These days I prefer to dip, so my preference is for Saki. The Chronicles Of Clovis, or better yet, Beasts and Super-Beasts; I revel in his macabre whimsey and timeless prose. Wonderful stuff!
Oh, yes, I remember Saki! Such a dark, vicious humour underpinning his stories, and very well observed. Nightmare stuff in places, too - I remember being terrified by “Sredni Vashtar” even though I can’t actually remember what the story is about. (I’m useless at character names, book titles etc, so it’s quite interesting that I can remember the name of this particular scary thing - must have unsettled me quite a lot.)
Must dig Saki out of my bookcase…
Oh, yes. And The Storyteller, about the nauseating little girl who’s won medals for being very very good, and gets eaten by the wolf. As one of the small listeners remarks: ‘The story began badly, but it had a beautiful ending.’
Still makes me smile. Thanks for reminding me.
I’m a great Saki fan. I love “The Mouse”, the one of the bloke on the train who finds he has a mouse inside his clothes, and also enjoy “Mrs Packeltide’s Tiger”.
Many are very black humour, but beautifully written. They are more gentle, but with a lovely twist to them.
H.H. Munro. Yep, absolutely love him. “Saki” is such a great name, too - “Sarcy” (sarcastic) as we used to say in the Midlands. There was a great program on BBC4 about his life a couple of weeks ago, too.
Saki is always on my bedside table, in case I want my tastes for recreational vituperation refreshed with sentences like, “freshwater fish and abnormal vegetables enjoy an afterlife in which growth is not arrested.”

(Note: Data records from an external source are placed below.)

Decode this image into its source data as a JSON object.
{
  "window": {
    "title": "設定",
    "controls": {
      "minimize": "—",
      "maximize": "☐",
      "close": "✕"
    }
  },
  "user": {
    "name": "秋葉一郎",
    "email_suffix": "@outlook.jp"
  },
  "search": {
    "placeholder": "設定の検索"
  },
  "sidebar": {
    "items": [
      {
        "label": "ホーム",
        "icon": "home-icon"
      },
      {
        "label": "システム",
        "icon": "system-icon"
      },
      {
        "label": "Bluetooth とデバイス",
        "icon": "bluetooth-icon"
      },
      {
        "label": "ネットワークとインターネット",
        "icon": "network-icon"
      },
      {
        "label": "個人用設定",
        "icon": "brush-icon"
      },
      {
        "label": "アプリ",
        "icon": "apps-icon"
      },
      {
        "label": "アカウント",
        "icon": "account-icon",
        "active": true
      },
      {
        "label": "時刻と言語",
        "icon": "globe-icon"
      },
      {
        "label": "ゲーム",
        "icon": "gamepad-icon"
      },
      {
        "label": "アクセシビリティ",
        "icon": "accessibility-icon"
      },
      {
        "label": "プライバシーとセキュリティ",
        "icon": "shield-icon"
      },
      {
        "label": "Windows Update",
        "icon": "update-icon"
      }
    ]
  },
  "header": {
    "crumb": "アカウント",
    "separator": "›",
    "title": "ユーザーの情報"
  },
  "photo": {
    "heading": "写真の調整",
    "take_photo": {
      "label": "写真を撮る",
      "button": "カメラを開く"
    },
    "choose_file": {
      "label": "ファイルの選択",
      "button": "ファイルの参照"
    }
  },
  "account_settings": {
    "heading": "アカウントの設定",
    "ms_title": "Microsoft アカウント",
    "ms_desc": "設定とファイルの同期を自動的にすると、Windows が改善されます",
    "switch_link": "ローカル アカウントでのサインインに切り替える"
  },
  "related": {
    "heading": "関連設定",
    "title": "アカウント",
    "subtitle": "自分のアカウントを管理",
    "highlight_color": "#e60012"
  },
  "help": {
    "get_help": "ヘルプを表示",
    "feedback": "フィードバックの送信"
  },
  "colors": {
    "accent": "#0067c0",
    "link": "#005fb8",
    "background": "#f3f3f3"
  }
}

You just can’t top that, or can you?
Now the Packletide has been rather decent to me in many ways, a sort of financial ambulance, you know, that carries you off the field when you’re hard hit, which is a frequent occurrence with me, and I’ve no use whatever for Loona Bimberton, so I chipped in and said I could turn out that sort of stuff by the square yard if I gave my mind to it.
Wnhy did someone have to raise Saki? I have worshipped at his altar since I was about six or seven (although I didn’t fully appreciate his genius then). I lost sight of Saki and read a lot of P G Wodehouse through my teens and enjoyed him immensely. Then in my late teens I came across Beasts and Superbeasts again. In the absence of Saki, Wodehouse looked looked subtle and funny as he took apart the aristocracy; next to Saki’s silky skills, Wodehouse looked like a hacker trying to chop down a tree with a four iron.
I enjoy both now, but there is nobody who compares with Saki in full flood. I love the notion of the train traveller telling an unsuitable story, of the painter making a sensation at the Academy with his “Bull in a Boudoir” (or whatever it was) and “Barbary Apes Wrecking a Boudoir” (I have actually seen pictures of this nature from that period since). And the Munchhausen on the train with his drab life. And I have been known to cry with laughter at the 20th (or was it the 30th) reading of the story about the otter.
That said, there are certain Saki stories which I simply cannot read. They are those in which Saki shows himself as a subscriber to the sexism and racism of the day. I would have hoped he saw through those positions as he did see through the blatant nonsense of so much of the other snobbery and affectation of the aristocracy.
Yep, love Saki. There was a great Channel 4 program on about him not long ago, too… I remember reading him in my 20s and being surprised at how funny, fresh and sharp-tongued his stories still seemed. I haven’t read him for a few years, though; I may have to re-read.
If you enjoy Saki, you might also enjoy John Collier, an English writer from a later period with the same kind of epigrammatic style and subliminally violent wit. Not as sophisticated or polished, of course, but very satisfying when you wish to laugh at human folly.